When yet another life! - I was working in "research", i.e. waiting to be posted to some unhealthy part of the world for real work, we used to be preoccupied with technical issues of weight such as how the heck seismic inversion worked (we are going back a while now). Avid reading of Geophysics often brought illumination (just add up the samples!) and the published algorithm was passed on to the programmers, who did something completely different, but that's another story. At the time, it seemed that scientists just published their results for the greater good, and that everyone could pick up on the fruits of their labors, it was the natural way of the world.
Client from hell
Of course it was never really like that, and has never been. The seismic software houses were playing a fairly open, but delicate game. If they "discovered" something, like a novel decon, or a new way of migrating, then they would weigh up the merits of publication a kind of marketing after all, or of use in a proprietary sense. The disadvantage of the latter was that, unless the algorithm was published, the "client from hell" with an arm full of math degrees would be convinced that what was really happening was, well just adding up the samples for instance. So publishing was in reality a route to credibility and hence sales. Now this did mean that others could copy, that investment in R&D led to a time window when the discoverer could "get ahead" of the market, and move on to higher ground while others began to cash in on the "old technology". Only in exceptional circumstances would a patent be applied for, this is after all a costly and time consuming process, with no guarantee that the patent obtained will actually serve any useful purpose.
Old as the hills
Patents and patent litigation in geophysics are actually as old as the hills, or at least as old as Geophysics.
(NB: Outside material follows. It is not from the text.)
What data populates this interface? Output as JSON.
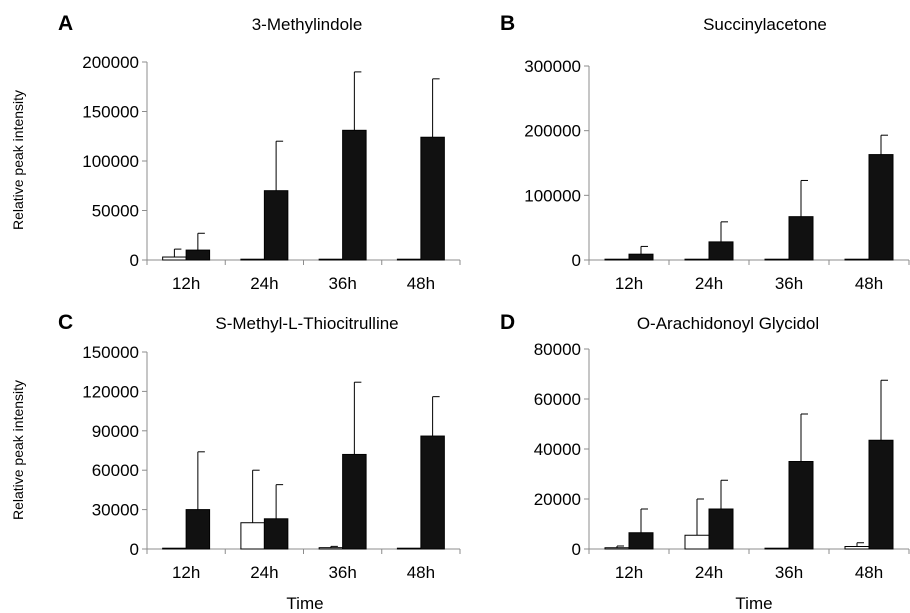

In 1936, in Volume 1, there was a paper by a certain C. R. Hrdlicka summarizing pending patent litigation relating seismic exploration. Since then, although Geophysics has been regularly publishing patents, there have been no further "case histories" of litigation in this field. Of course back in those days, software did not exist, but in addition to patents for actual physical devices, many of the earlier patents were taken out on methods. Noteworthy among these was CDP (patent filed in 1950) and Vibroseis (1953). Today, while most geophysical patents are still applied for on the basis of "inventions", software algorithms are increasingly the subjects of claims. Hitherto, these have served as territorial marks, to be negotiated if necessary, but rarely have they either made their inventors much money, or even been challenged in a serious way. To our knowledge, geophysical software patents have not before been the subjects of high profile litigation although rumors abound as to behind the scenes arm-twisting and settlements. We asked James D. Ivey, a California based attorney with E&P experience who now works in the field of computer systems and software, to provide some background on the state of the art in software patents. His contribution (see side box) shows that the goalposts have shifted somewhat in recent years and explains why patenting is often a necessity.
In the software world at large, patents are the subject of considerable controversy. The arguments for patents are fairly obvious, if an individual or a company has invested a lot in developing an original algorithm, then it is reasonable for them to expect to be protected from others copying the algorithm and having a free ride. The counter argument goes that programming grows incrementally, and that in many cases it is almost impossible to write a program, which is entirely novel. This has not stopped many software developers from patenting just about anything, from the look and feel of a GUI, to sorting algorithms that a high-school student could well be expected to "invent" for homework. The League for Programming Freedom (http://www.lpf.org) has submitted a lengthy document to the US Bureau of Patents, which addresses these issues. They argue that the current legislation on patents is out of kilter with the modern world of software development, and cite examples of patents of such trivial ideas as "the use of different colors to distinguish the nesting level of nested expressions" (US patent no. 4,965,765) or "use of a host independent byte ordering" (4,956,809). The field of text data compression is cited as becoming an area where software development is "out of bounds. There are now so many patents in this field that it is almost impossible to create a data compression algorithm that does not infringe at least one of these patents". The costs of defending or proving patent infringement are also cited as potentially crippling for a small company. Even large software companies such as Oracle have opposed the patentability of software, arguing that that copyright and trade secrecy legislation are better suited to protecting software development.
In the Geophysical context, Rutt Bridges of Landmark has questioned the overall economics of patenting calling for a "truce on patents. Companies should re-examine the role of patents and litigation within their organizations. Key questions are: How much money does your company spend acquiring patents? How much time and research effort? How much money have patents made for your company? In these times of tight budgets, isn't it wise to rethink the patent policies of the 1970s and 1980s? The proposal is to create consortia of companies with unlimited cross licensing of seismic processing patents. This would speed up software development dramatically, reduce cost, and benefit all members of the group." (The Leading Edge, January 1994). So what should the industry do? Protect any invention however trivial at any cost. Or open up a free for all where even an algorithm, which has cost years of original R&D can be implemented by anyone. Clearly neither path is satisfactory, but neither is the status quo satisfactory, except for patent lawyers!